[lbo-talk] Dark matter in the current account

Michael Pollak mpollak at panix.com
Wed Dec 21 12:21:20 PST 2005


On Wed, 21 Dec 2005, Doug Henwood wrote:


> But just how does the US role as imperial hegemon increase FDI returns?

In the long version of the paper

http://www.ksg.harvard.edu/cid/cidpublications/darkmatter_051130.pdf

they actually list 3 things that they think give rise to dark matter:

1) Superior FDI performance 2) Seignorage 3) The differential in return between Treasury bonds and bonds for the rest

of the world

even though the op-ed version seems to only emphasize (1).

With (2) and (3), it seems clear the profit comes from being the reserve currency that other countries have to hold, even though it gives bad returns.

And on page 10 of that paper, they list other authors who have put forth variant forms of their theory that take this even farther, and blow up the hegemonic profit aspects and ignore the FDI differential entirely.

Of course, when you do this, the "darkness" of it all seems to go away -- this is no news to anyone -- as well as the idea that it somehow cancels out the need for rebalancing. That idea seems like a confusion of flows and stocks. If the US's investments in China make 10 times more than Chinas investments in the US, it doesn't change the size of the relative ownership claims, and the proportion of those ownership claims to the monetary stocks.

Or in Daniel's words, the dark matter could all go poof. In which case, it ain't dark matter, it's fictional matter.

But if you leave those two parts out -- admittedly the stuff they are most chuffed about -- their central contention is kind of stunning. For all these years, mainstreamers have said that being the reserve currency doesn't get you more than a risible seignorage. But these two guys are now saying that in fact it leads to an unbelievably enormous profit -- a profit they can quantify (or could if they were thinking clearly): the difference between the cumulative net investment income outflow the US should have experienced over the last 25 years if investment yields were equal -- and zero, which is what we've experienced.

This seems like beyond the claims of the wildest Luxembourgeois. I thought it was pretty stunning to hear it be considered such a respectable idea.

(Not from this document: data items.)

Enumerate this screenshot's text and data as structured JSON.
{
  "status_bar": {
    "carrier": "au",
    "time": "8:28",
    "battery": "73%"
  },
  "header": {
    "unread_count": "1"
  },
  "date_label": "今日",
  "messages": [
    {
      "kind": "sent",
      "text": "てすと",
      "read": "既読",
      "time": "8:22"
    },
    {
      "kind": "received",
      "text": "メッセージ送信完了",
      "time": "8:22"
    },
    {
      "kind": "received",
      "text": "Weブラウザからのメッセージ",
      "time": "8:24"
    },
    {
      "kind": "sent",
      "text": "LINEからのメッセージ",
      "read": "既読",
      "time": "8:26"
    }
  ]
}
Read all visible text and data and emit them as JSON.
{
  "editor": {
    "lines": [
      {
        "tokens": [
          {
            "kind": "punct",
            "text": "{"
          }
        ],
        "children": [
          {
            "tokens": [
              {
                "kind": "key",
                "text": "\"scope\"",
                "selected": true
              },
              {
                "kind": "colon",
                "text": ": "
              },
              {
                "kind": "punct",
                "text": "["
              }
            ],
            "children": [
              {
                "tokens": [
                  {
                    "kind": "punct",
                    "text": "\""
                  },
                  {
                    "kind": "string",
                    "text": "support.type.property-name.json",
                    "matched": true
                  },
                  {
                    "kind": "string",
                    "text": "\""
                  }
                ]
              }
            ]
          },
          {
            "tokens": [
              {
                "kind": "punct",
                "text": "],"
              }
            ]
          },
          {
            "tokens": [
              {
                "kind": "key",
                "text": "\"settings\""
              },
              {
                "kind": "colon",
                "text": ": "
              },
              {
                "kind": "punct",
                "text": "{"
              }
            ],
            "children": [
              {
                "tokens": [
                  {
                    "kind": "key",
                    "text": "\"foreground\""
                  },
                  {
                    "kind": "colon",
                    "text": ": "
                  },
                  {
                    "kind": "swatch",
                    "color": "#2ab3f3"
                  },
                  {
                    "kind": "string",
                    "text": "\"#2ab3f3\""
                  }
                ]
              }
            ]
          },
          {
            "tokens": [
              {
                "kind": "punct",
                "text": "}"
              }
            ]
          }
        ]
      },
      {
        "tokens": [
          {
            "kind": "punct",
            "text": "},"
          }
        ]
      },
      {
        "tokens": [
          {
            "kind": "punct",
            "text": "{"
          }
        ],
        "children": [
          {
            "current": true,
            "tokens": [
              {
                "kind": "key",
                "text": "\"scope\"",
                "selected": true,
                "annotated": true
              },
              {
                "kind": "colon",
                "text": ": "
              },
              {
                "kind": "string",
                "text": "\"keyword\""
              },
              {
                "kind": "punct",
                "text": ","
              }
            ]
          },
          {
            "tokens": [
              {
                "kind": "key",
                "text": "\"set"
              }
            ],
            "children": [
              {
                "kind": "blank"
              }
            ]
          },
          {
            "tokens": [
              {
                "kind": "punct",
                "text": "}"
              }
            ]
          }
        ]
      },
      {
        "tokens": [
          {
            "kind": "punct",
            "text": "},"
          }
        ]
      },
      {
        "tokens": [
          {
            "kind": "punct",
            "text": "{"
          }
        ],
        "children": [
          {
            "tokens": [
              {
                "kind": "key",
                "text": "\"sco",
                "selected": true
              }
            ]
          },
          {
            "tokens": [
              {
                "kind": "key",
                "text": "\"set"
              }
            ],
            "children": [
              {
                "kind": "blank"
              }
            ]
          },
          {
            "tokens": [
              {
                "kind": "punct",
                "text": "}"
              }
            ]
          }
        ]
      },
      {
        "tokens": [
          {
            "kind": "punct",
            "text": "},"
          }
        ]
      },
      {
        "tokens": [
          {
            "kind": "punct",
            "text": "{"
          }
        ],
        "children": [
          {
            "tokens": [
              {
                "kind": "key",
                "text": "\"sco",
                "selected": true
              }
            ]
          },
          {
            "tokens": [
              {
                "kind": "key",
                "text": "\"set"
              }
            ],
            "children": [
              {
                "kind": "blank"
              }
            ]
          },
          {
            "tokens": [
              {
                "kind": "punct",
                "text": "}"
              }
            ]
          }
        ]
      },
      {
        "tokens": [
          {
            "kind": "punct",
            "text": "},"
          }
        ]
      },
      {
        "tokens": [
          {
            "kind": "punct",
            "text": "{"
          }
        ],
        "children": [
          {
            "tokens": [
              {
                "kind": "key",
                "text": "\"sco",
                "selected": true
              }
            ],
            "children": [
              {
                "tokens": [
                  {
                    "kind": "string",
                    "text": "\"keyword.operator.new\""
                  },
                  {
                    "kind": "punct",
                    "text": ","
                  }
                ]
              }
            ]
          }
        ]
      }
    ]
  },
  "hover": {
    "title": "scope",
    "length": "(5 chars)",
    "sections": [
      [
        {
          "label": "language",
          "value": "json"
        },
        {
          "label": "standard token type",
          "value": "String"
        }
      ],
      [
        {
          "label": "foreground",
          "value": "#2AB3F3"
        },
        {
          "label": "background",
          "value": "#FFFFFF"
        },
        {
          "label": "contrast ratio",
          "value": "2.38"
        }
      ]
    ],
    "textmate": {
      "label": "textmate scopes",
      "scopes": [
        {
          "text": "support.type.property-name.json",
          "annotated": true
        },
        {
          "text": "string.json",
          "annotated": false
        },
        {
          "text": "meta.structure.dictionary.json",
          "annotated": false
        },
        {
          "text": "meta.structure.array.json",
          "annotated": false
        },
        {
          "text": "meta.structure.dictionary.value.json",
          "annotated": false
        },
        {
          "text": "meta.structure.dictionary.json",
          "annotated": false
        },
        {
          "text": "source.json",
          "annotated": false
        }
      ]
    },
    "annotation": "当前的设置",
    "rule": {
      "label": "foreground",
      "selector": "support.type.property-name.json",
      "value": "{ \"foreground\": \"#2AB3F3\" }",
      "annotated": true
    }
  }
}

Re-parsed, this might be possibly be something that could come in handy, no? The idea that we're sucking value from the rest of the world and using it to feather our nestmansions has been tossed around a while, but usually with the implicit suggestion that we'll have to give it back. If I follow these guys correctly, we actually don't give it back. We may pay in agony if the system collapses. But they don't get their money back. We spent it.